31 March 2026, 00:17

Kölner Oper und Schauspielhaus: Sanierungskosten steigen auf 1,5 Milliarden Euro

Innenansicht des Auditoriums der Königlichen Oper in London mit Sitzreihen, verzierten Geländern, Säulen, Leuchten, Wandskulpturen und einer Deckenmalerei.

Kölner Oper und Schauspielhaus: Sanierungskosten steigen auf 1,5 Milliarden Euro

Kölner Oper und Schauspielhaus: Sanierungskosten explodieren auf 1,5 Milliarden Euro

Die Sanierung des Kölner Opernhauses und Schauspielhauses hat die Kosten weit über die ursprünglichen Schätzungen steigen lassen.
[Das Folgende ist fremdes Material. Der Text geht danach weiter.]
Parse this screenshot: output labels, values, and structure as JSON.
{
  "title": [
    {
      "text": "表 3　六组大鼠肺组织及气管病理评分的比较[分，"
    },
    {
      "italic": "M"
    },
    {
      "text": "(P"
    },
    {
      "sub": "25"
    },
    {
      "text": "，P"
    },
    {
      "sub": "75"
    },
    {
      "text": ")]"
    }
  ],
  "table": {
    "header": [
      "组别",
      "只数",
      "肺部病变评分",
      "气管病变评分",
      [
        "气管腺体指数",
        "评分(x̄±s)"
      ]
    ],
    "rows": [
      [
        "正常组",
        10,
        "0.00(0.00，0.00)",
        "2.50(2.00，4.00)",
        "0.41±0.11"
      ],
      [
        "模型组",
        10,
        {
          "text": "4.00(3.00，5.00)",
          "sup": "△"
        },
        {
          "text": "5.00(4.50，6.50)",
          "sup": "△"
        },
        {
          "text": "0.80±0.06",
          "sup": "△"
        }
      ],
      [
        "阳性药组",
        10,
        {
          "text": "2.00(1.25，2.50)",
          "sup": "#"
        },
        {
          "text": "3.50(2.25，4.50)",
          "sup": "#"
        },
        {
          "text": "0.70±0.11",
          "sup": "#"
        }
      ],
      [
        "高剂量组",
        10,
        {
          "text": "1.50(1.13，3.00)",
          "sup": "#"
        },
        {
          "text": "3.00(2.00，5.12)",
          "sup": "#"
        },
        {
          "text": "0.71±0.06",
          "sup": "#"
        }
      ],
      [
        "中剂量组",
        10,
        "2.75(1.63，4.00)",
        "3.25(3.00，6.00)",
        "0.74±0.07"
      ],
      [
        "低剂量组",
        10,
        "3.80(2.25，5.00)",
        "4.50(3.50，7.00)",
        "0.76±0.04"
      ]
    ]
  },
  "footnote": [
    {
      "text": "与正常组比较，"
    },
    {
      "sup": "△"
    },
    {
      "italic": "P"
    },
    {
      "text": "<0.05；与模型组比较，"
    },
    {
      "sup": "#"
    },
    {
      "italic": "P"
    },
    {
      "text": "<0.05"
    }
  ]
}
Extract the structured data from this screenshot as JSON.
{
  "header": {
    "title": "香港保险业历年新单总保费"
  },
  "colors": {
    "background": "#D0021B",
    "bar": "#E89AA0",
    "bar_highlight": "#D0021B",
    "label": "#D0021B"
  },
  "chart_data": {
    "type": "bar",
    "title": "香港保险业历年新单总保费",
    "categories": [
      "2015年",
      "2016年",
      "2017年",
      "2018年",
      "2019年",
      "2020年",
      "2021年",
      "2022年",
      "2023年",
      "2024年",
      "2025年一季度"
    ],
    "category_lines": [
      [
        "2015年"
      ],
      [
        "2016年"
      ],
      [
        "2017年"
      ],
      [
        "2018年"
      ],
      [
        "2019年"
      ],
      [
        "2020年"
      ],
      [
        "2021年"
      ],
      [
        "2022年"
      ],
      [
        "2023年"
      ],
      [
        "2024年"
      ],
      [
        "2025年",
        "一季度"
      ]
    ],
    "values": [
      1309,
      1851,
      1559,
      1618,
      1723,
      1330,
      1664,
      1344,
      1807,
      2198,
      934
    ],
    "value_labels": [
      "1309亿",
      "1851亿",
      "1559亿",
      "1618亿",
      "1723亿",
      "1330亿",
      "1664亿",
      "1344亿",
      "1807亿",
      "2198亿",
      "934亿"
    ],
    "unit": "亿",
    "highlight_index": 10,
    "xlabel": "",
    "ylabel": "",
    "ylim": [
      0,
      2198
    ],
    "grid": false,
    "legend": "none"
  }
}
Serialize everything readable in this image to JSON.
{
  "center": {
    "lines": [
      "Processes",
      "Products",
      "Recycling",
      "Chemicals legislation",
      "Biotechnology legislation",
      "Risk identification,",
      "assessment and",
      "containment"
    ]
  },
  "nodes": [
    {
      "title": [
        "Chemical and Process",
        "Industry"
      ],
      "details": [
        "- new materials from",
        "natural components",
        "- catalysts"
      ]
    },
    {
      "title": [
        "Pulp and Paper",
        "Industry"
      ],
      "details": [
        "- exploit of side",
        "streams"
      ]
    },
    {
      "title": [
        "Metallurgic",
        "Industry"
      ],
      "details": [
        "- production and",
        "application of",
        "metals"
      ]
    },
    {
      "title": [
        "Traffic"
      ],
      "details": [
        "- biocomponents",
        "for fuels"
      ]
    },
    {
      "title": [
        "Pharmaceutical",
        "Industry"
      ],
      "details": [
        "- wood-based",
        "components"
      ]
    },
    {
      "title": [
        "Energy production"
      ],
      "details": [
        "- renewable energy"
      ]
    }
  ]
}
Ursprünglich 2011 mit 253 Millionen Euro veranschlagt, beläuft sich die Endsumme nun auf 1,5 Milliarden Euro. Die Häuser sollen nach jahrelangen Verzögerungen und steigenden Ausgaben im Spätherbst 2026 wiedereröffnen.

Als der Kölner Stadtrat 2011 die Sanierungspläne billigte, lag die geplante Gesamtkosten bei 253 Millionen Euro. Doch Planungsfehler und die Notwendigkeit von Teilabrissen trieben allein die Baukosten auf rund 800 Millionen Euro in die Höhe. Später wurden zusätzliche Mittel für die Finanzierung sowie für interimistische Spielstätten während der Bauarbeiten benötigt.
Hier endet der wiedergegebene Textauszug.